A testament to its precision engineering and craftsmanship, the W124 has backed its reputation through its durability and longevity. Designed to withstand German taxi use from the start, with proper maintenance, it’s not uncommon for these cars to continue running for many hundreds of thousands of miles. Finding one of these Benzes on the streets of Boston is not an abnormal sight, though the S124 wagons, like this 1989 300 TE are significantly more sparse. Several 300 TE models were sold from the 1986 through 1994 model years, with several engines in rear-wheel and all-wheel drive configurations. This 1989 is a rear-wheel drive model with a 3.0 liter inline-6.
Although the natural inclination is that all 300 TEs would feature engines with a displacement of 3.0 liters, somewhat confusingly, this wasn’t always the case. Originally, the 300 TE was powered by Mercedes’ M103 single overhead cam 12-valve 3.0L inline-6. This engine was used in the 300 TE and 300 TE 4-Matic through 1991 and 1993, respectively. Beginning in 1989, the dual overhead cam 24-valve 3.0L M104 began supplementing the older engine in rear-wheel drive S124s, with these models badged as “300 TE-24”. In 1993, the 3.0L version of the M104 was replaced with two new versions of the M104: a 2.8 liter (badged simultaneously as “280 TE” or “300 TE 2.8”) and a 3.2 liter (still badged as just “300 TE”).

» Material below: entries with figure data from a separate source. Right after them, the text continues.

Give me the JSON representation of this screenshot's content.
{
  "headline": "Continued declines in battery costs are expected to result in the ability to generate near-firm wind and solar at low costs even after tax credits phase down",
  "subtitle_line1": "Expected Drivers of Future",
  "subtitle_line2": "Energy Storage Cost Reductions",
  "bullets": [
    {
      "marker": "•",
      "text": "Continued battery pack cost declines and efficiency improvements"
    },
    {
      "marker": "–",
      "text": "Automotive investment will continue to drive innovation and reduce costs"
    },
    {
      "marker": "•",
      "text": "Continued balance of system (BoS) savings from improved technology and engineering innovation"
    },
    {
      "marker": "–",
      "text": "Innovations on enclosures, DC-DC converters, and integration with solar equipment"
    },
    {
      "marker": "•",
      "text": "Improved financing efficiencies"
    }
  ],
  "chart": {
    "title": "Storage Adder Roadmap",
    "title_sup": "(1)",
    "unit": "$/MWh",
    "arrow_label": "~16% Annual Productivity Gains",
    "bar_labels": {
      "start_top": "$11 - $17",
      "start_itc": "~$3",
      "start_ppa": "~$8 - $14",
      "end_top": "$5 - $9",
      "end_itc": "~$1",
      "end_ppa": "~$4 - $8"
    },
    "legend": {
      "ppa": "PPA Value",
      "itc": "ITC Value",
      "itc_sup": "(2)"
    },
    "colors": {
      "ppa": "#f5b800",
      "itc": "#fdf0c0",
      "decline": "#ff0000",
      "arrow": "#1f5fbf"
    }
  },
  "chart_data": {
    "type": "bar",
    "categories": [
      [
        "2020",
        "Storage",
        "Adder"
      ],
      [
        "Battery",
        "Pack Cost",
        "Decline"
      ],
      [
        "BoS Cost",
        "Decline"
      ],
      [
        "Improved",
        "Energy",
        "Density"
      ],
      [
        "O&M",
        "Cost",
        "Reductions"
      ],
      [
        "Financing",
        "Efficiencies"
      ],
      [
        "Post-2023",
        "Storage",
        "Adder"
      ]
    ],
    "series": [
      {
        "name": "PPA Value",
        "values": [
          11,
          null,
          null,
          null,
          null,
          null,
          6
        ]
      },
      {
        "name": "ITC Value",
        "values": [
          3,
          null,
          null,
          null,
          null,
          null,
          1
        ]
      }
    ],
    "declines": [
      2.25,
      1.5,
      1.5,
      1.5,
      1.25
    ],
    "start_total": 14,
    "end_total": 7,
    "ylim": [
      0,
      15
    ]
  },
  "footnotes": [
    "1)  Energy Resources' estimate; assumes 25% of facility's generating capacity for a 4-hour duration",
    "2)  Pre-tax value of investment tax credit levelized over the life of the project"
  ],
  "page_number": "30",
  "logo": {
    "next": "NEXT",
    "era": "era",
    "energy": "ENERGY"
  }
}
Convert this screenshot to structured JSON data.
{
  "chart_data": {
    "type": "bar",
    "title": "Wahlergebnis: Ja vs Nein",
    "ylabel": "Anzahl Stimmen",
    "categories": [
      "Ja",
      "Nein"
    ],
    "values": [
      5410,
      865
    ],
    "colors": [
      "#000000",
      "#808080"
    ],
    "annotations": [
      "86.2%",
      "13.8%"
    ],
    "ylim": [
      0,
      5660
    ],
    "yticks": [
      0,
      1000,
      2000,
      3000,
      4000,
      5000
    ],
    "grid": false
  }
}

Things would make more logical sense again from 1994-1996, as along with Mercedes’ new naming structure, these two models were badged as “E280” and “E320”.
Even when new, the wagons were never as popular as their sedan counterparts. Out of the over 2.5 million W124 series vehicles produced worldwide, only 340,503 of them were wagons and only 41,775 of those were rear-wheel drive 300 TEs with the 3.0L inline-6, like this featured car. Regardless, these vehicles still found a loyal following among the old money types who to this day still prefer a classy wagon over a blingy SUV.
This 1989 300 TE has seen better days, but nonetheless, appears to be doing just fine as a city driver. A true argument to naysayers who shout blasphemy at “fake leather” in a Mercedes, this car’s original MB-Tex is flawless, without any of the ripping and tearing commonly found in genuine hide of this age. The windows were wet, so I didn’t want to put my phone right up against the glass, making for this poor quality interior image. In any event, the reflection of the vintage-1927 Boston Park Plaza Hotel presents an interesting backdrop against the window of this notably historic Mercedes-Benz.